After a long winter, the 50-degree temperatures have sure been a blessing. It’s amazing how quickly outlooks and attitudes on life change. It is just good to be doing physical work again.
Oldest daughter started trimming fruit trees. The first year she took over the job, it looked as if all the trees had been severely pruned. Trees have grown back since then, she definitely has a several weeks of work ahead of her. She leaves the branches for me to pick up, knowing that I want the exercise. But on a day like today and yesterday, someone beat me to the work. Aw shucks, I am so-o-o-o disappointed.
Youngest son has set the incubator with chicken eggs. Methinks they won’t hatch, because I have been saving the eggs far too long and they have been washed. Someone here, and I don’t know who, made the comment, “wonder what would happen if we put the double yolker eggs in the incubator?” No one had an answer. So when cleaning up eggs, I saved the biggest ones that often have double yolks. We’ll see what happens after 21 days. That is if the eggs don’t burst in the incubator. Yuck.
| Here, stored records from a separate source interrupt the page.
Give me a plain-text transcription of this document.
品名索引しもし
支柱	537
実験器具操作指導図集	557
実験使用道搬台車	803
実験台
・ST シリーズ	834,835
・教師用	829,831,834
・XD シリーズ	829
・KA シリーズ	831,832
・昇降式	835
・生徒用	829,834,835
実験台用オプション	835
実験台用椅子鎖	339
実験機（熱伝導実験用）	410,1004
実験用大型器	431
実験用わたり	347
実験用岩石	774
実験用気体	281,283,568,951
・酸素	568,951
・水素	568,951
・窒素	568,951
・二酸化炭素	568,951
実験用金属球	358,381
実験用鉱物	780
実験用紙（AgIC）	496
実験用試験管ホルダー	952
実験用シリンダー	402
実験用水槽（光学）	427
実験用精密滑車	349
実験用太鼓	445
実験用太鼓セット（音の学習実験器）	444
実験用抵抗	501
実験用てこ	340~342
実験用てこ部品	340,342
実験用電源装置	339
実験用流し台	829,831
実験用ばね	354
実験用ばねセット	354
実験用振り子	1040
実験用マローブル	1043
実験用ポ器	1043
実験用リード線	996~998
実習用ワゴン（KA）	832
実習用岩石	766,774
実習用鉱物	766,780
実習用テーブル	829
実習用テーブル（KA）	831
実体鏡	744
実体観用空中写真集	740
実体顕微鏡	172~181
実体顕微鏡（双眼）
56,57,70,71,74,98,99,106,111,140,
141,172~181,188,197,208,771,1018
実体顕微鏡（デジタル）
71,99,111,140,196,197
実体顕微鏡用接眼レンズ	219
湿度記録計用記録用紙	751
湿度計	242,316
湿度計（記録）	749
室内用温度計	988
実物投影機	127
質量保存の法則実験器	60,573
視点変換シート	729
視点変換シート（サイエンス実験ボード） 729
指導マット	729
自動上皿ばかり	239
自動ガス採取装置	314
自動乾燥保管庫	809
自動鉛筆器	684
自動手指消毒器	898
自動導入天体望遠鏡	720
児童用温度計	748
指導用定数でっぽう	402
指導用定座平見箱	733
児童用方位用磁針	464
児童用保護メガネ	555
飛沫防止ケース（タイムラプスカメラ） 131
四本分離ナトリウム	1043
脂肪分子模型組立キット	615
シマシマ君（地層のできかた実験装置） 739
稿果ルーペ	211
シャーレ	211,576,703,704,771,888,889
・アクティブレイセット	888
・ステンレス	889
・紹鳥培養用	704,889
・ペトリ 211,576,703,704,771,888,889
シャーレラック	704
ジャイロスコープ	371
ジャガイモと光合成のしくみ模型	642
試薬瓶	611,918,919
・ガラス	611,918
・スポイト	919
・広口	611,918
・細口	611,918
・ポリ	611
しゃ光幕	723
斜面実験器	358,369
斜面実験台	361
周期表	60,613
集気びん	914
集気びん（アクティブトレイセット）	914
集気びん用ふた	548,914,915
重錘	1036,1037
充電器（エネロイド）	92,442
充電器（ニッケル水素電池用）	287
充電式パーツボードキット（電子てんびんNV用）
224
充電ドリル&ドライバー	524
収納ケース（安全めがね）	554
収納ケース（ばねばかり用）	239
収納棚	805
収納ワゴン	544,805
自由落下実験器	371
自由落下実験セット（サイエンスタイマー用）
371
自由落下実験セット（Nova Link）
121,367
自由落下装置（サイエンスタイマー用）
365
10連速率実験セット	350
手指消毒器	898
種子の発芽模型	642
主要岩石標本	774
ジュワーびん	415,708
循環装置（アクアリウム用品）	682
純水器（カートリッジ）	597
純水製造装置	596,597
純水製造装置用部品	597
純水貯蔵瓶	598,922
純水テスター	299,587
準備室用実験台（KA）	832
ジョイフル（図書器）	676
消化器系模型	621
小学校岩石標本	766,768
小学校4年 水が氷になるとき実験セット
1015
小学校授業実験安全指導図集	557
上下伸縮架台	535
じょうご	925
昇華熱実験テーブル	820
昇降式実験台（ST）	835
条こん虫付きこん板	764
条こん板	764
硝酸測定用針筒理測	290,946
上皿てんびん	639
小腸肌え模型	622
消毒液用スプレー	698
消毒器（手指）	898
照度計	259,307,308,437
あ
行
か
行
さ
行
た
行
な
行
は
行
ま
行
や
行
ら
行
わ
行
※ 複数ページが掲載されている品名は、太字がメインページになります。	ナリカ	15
The driveway needed grading. But you know wives, when your husband gets on the smaller tractor and starts grading it looks to me like he is just playing. Especially when he orders some rock spending an afternoon spreading the loads around.
It reminds me of when much younger, my brothers, sisters and I played in the sandbox, pushing up sand and making those wondrously curvy mountain roads or roads like you find along the Little Sioux River in O’Brien and Cherokee County, or in the Loess Hills Region.
Looking at the grapes today, after reading ISU’s recommendations for pruning, it appears to me that we might be able to prune those grapes into something yet. Second daughter doesn’t know it yet, but I’m giving her the pruned grape vines to fashion me some sort of vegetable basket.
I will put the emphasis on basket or it might wind up on her head like a Julius Caesar crown. That is after I really do get enough nerve up to actually prune those grapes. Some jobs are just plain scary.
The boys worked on a planter getting the no-till stuff on it so that it’s ready to go when that day comes. They did send their father off for parts. I didn’t know he had been promoted to parts man.
Youngest daughter practiced archery skills she learned at the 4-H ArrowHead Club, of which she and her brother are a members. Did you know the end of those round bales make a perfect holder for the target? But I sure don’t know what Miss Robin Hood was doing five bales down scrounging around searching for arrows?
Life on the farm,
Everything is happy now,
Everything is upward striving,
The soul partakes the season’s youth.